Tracing ecohydrology and biodiversity in aquatic, urban nature-based solutions integrating water stable isotopes, water chemistry and eDNA

The combined effects of rapid urbanization and climate change challenge ecohydrology and water quality in urban systems. Water related nature-based (aquaNBS) solutions such as stormwater ponds and streams are being widely implemented in cities to address ecological and hydrological challenges that threaten urban biodiversity and water security. However, there is still a lack of process-based evidence of ecohydrological interactions in urban aquaNBS, and their relationship to water quality and quantity at the ecosystem level.
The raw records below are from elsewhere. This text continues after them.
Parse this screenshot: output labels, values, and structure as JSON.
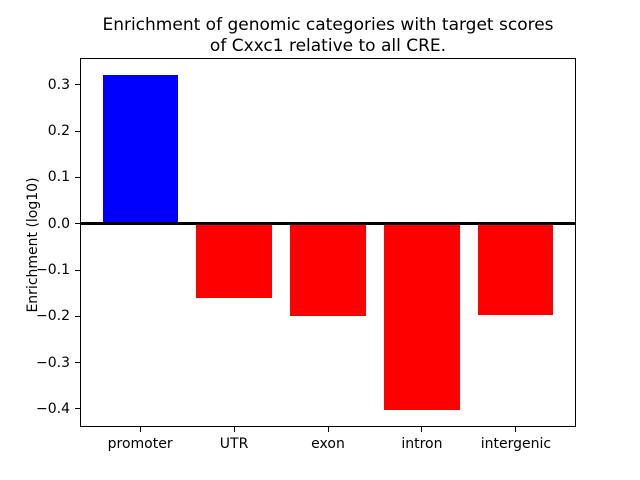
{
  "title_block": {
    "line1": "Enrichment of genomic categories with target scores",
    "line2": "of Cxxc1 relative to all CRE."
  },
  "chart_data": {
    "type": "bar",
    "title": "Enrichment of genomic categories with target scores\nof Cxxc1 relative to all CRE.",
    "title_lines": [
      "Enrichment of genomic categories with target scores",
      "of Cxxc1 relative to all CRE."
    ],
    "categories": [
      "promoter",
      "UTR",
      "exon",
      "intron",
      "intergenic"
    ],
    "values": [
      0.322,
      -0.16,
      -0.2,
      -0.403,
      -0.198
    ],
    "bar_colors": [
      "#0000ff",
      "#ff0000",
      "#ff0000",
      "#ff0000",
      "#ff0000"
    ],
    "xlabel": "",
    "ylabel": "Enrichment (log10)",
    "yticks": [
      0.3,
      0.2,
      0.1,
      0.0,
      -0.1,
      -0.2,
      -0.3,
      -0.4
    ],
    "ytick_labels": [
      "0.3",
      "0.2",
      "0.1",
      "0.0",
      "−0.1",
      "−0.2",
      "−0.3",
      "−0.4"
    ],
    "ylim": [
      -0.439,
      0.358
    ],
    "xlim": [
      -0.64,
      4.64
    ],
    "bar_width": 0.8,
    "zero_line": true,
    "grid": false,
    "legend": false,
    "background_color": "#ffffff",
    "axis_color": "#000000"
  }
}
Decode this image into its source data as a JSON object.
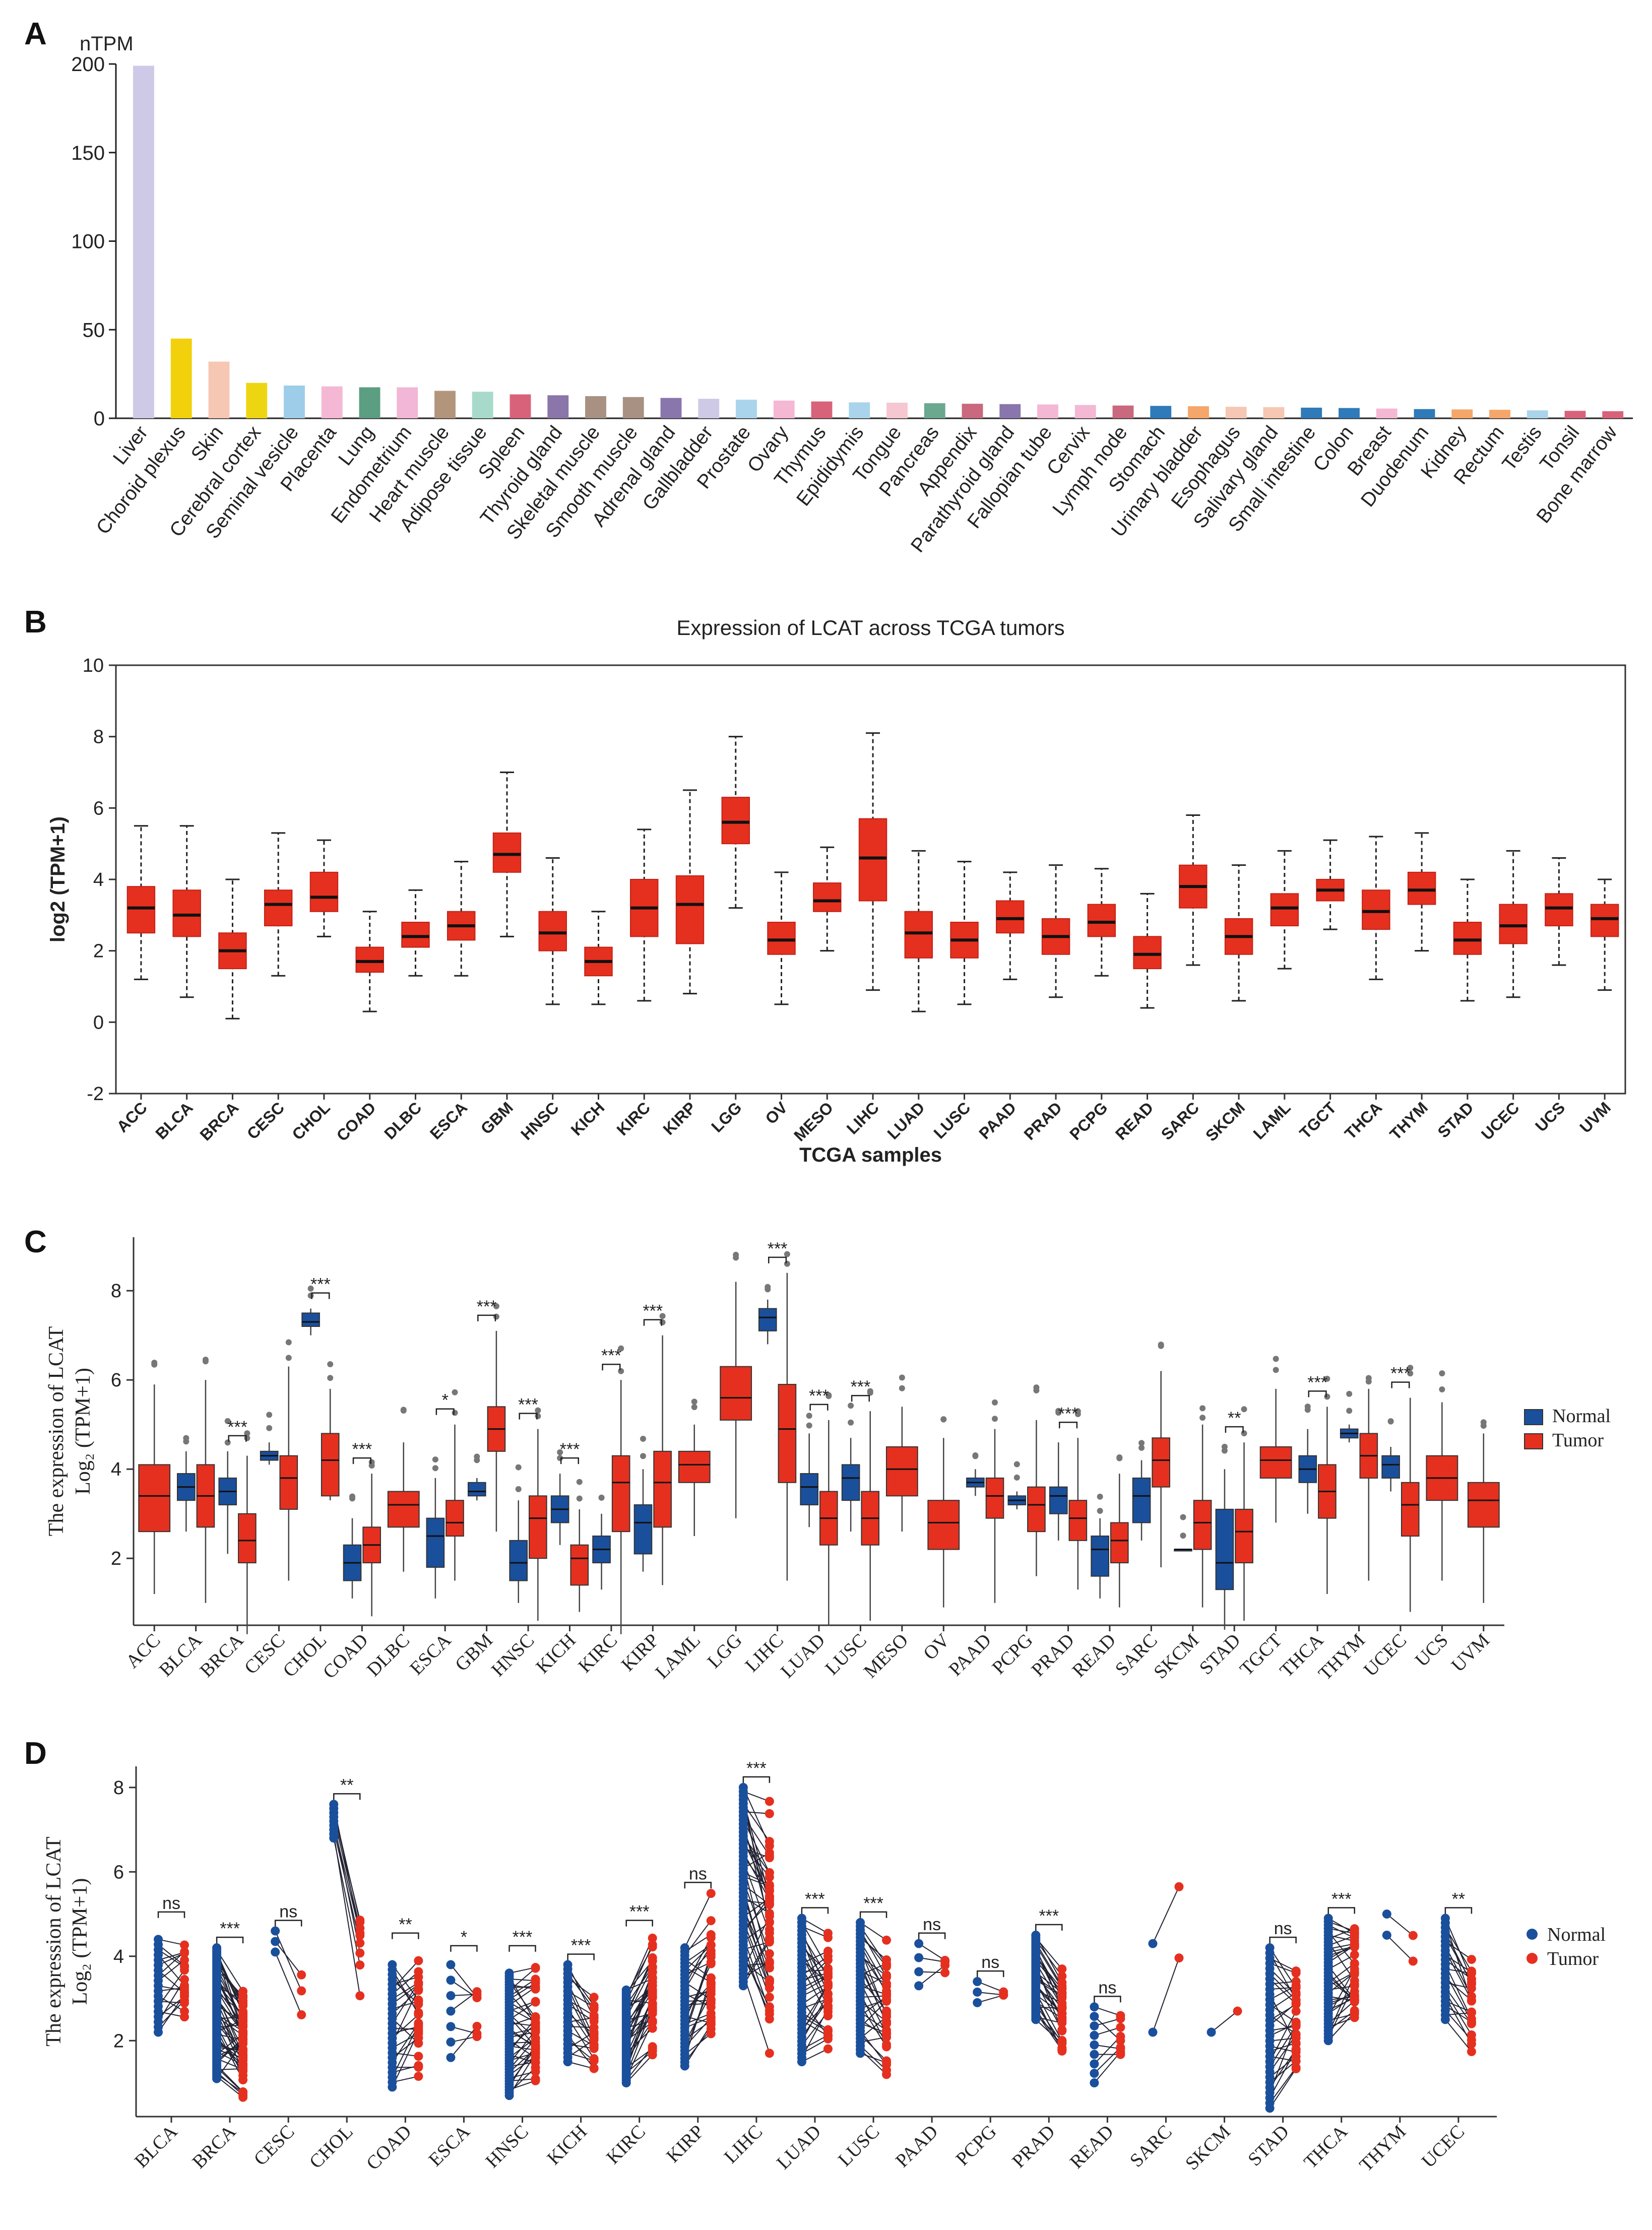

As part of a pan-European project aimed at understanding ecohydrological functioning and future resilience of aquaNBS, we applied a novel, integrative multi-tracer approach using stable water isotopes, hydrochemistry and environmental DNA to disentangle the effects of urbanization and hydroclimate on ecohydrological dynamics in urban aquaNBS. Insights from stable isotopes and microbial data show a strong influence of urban water sources (i.e. treated effluent, urban surface runoff) across stream NBS. This highlights potential limitations of aquaNBS contributions on water quality and biodiversity, as microbial signatures appear more biased towards potentially pathogenic bacteria in these streams, compared to non-effluent impacted systems. Urban ponds appear more sensitive to hydroclimate perturbations, causing increased microbial turnover and lower microbial diversity than expected. Within the European dataset, diatom richness revealed an overarching influence of urbanization and urban water sources, as well as the presence of unique species in more naturalized sites. This demonstrates the need to adequately consider nutrient variability as well as aquatic organisms in planned restoration projects, particularly those implemented in densely urbanized ecosystems. Our findings highlight the use of novel integrated tracer approaches to explore the interface between ecology and hydrology, and provide insights into the ecohydrologic functioning of aquaNBS and their potential limitations. We illustrate the benefit of coupling ecological and hydrological perspectives through multiple environmental tracers, and hope to support future aquaNBS design and applications that consider the interactions between water and the ecosystem more effectively.